As voters grapple with the worst cost-of-living crisis under President Recep Tayyip Erdogan’s two-decade rule, Erdogan has expanded his pledges almost by the day, feeling the heat of opinion polls that have shown him increasingly trailing his main challenger. Though Turkey’s opinion polls are usually taken with a grain of salt, Kemal Kilicdaroglu, the joint presidential candidate of a six-party opposition alliance, appears ahead of Erdogan in the most recent surveys, and some observers believe he could even clinch victory in the first round of what is expected to be a close race. An Al-Monitor/Premise polled released this week showed the two main contenders statistically tied in the event of a runoff.

Erdogan’s spending spree ahead of the elections and the whirlwind of pledges by both sides raise the specter of a budget deficit unseen in the past two decades and further impediments to controlling inflation. 

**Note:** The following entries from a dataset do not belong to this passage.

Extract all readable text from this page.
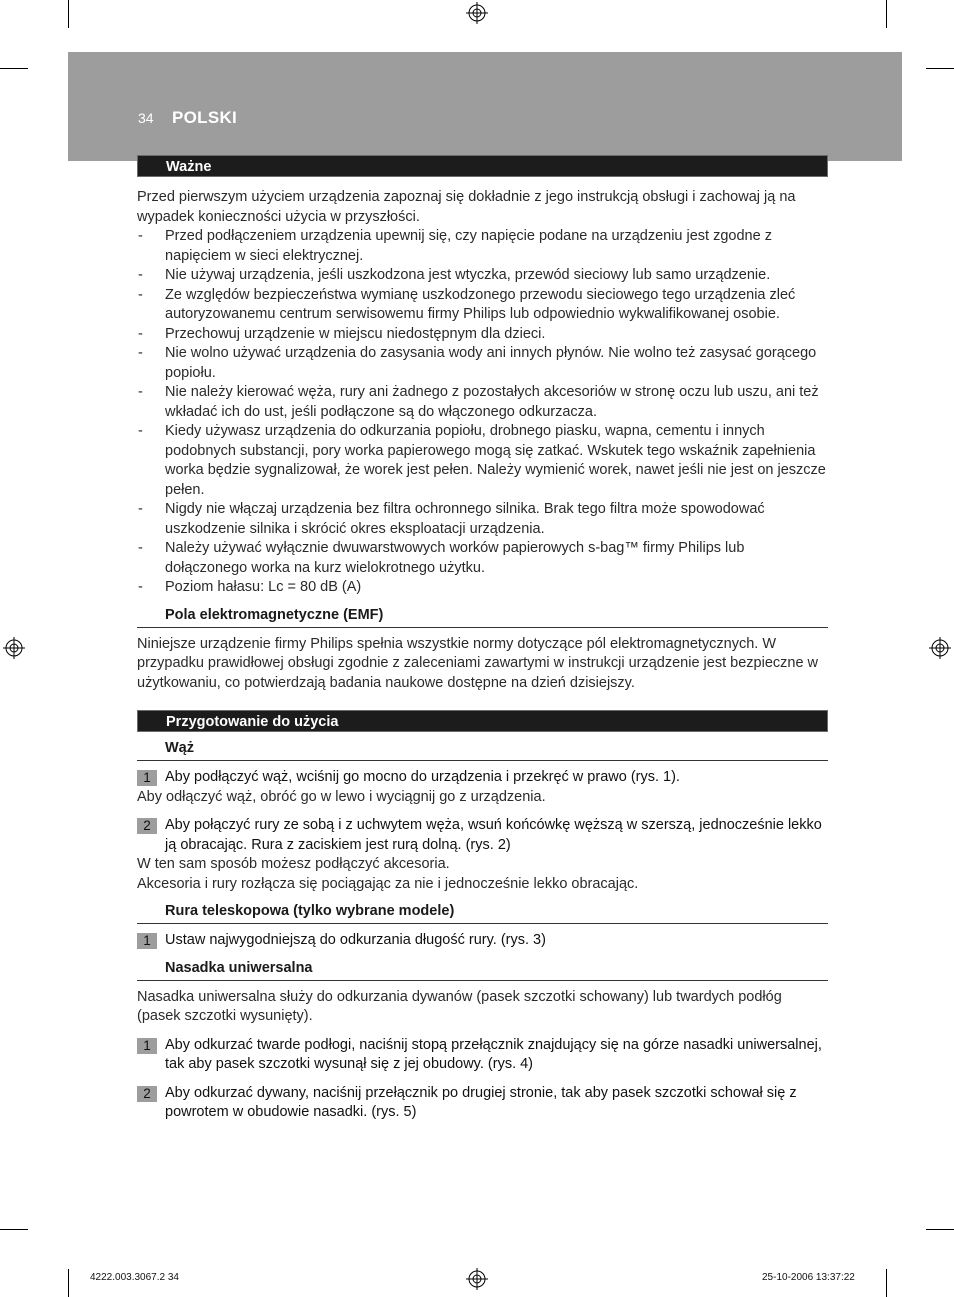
34 POLSKI
Ważne

Przed pierwszym użyciem urządzenia zapoznaj się dokładnie z jego instrukcją obsługi i zachowaj ją na wypadek konieczności użycia w przyszłości.

- Przed podłączeniem urządzenia upewnij się, czy napięcie podane na urządzeniu jest zgodne z napięciem w sieci elektrycznej.
- Nie używaj urządzenia, jeśli uszkodzona jest wtyczka, przewód sieciowy lub samo urządzenie.
- Ze względów bezpieczeństwa wymianę uszkodzonego przewodu sieciowego tego urządzenia zleć autoryzowanemu centrum serwisowemu firmy Philips lub odpowiednio wykwalifikowanej osobie.
- Przechowuj urządzenie w miejscu niedostępnym dla dzieci.
- Nie wolno używać urządzenia do zasysania wody ani innych płynów. Nie wolno też zasysać gorącego popiołu.
- Nie należy kierować węża, rury ani żadnego z pozostałych akcesoriów w stronę oczu lub uszu, ani też wkładać ich do ust, jeśli podłączone są do włączonego odkurzacza.
- Kiedy używasz urządzenia do odkurzania popiołu, drobnego piasku, wapna, cementu i innych podobnych substancji, pory worka papierowego mogą się zatkać. Wskutek tego wskaźnik zapełnienia worka będzie sygnalizował, że worek jest pełen. Należy wymienić worek, nawet jeśli nie jest on jeszcze pełen.
- Nigdy nie włączaj urządzenia bez filtra ochronnego silnika. Brak tego filtra może spowodować uszkodzenie silnika i skrócić okres eksploatacji urządzenia.
- Należy używać wyłącznie dwuwarstwowych worków papierowych s-bag™ firmy Philips lub dołączonego worka na kurz wielokrotnego użytku.
- Poziom hałasu: Lc = 80 dB (A)
Pola elektromagnetyczne (EMF)

Niniejsze urządzenie firmy Philips spełnia wszystkie normy dotyczące pól elektromagnetycznych. W przypadku prawidłowej obsługi zgodnie z zaleceniami zawartymi w instrukcji urządzenie jest bezpieczne w użytkowaniu, co potwierdzają badania naukowe dostępne na dzień dzisiejszy.

Przygotowanie do użycia
Wąż
1 Aby podłączyć wąż, wciśnij go mocno do urządzenia i przekręć w prawo (rys. 1).
Aby odłączyć wąż, obróć go w lewo i wyciągnij go z urządzenia.
2 Aby połączyć rury ze sobą i z uchwytem węża, wsuń końcówkę węższą w szerszą, jednocześnie lekko ją obracając. Rura z zaciskiem jest rurą dolną. (rys. 2)
W ten sam sposób możesz podłączyć akcesoria.
Akcesoria i rury rozłącza się pociągając za nie i jednocześnie lekko obracając.
Rura teleskopowa (tylko wybrane modele)
1 Ustaw najwygodniejszą do odkurzania długość rury. (rys. 3)
Nasadka uniwersalna

Nasadka uniwersalna służy do odkurzania dywanów (pasek szczotki schowany) lub twardych podłóg (pasek szczotki wysunięty).

1 Aby odkurzać twarde podłogi, naciśnij stopą przełącznik znajdujący się na górze nasadki uniwersalnej, tak aby pasek szczotki wysunął się z jej obudowy. (rys. 4)
2 Aby odkurzać dywany, naciśnij przełącznik po drugiej stronie, tak aby pasek szczotki schował się z powrotem w obudowie nasadki. (rys. 5)
4222.003.3067.2 34	25-10-2006 13:37:22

The state budget already registered a deficit of over 250 billion Turkish liras ($12.9 billion) in the first three months of the year, amounting to 38% of the deficit that was projected for the whole year. The gap is likely to reach at least 1 trillion liras, or 6% of gross domestic product, by the year's end. The two huge earthquakes in southern Turkey in February have contributed to the widening gap, and quake-related spending will continue to strain the budget in the next several years. A review of economic programs and a supplementary budget appear inevitable for the winner of the elections.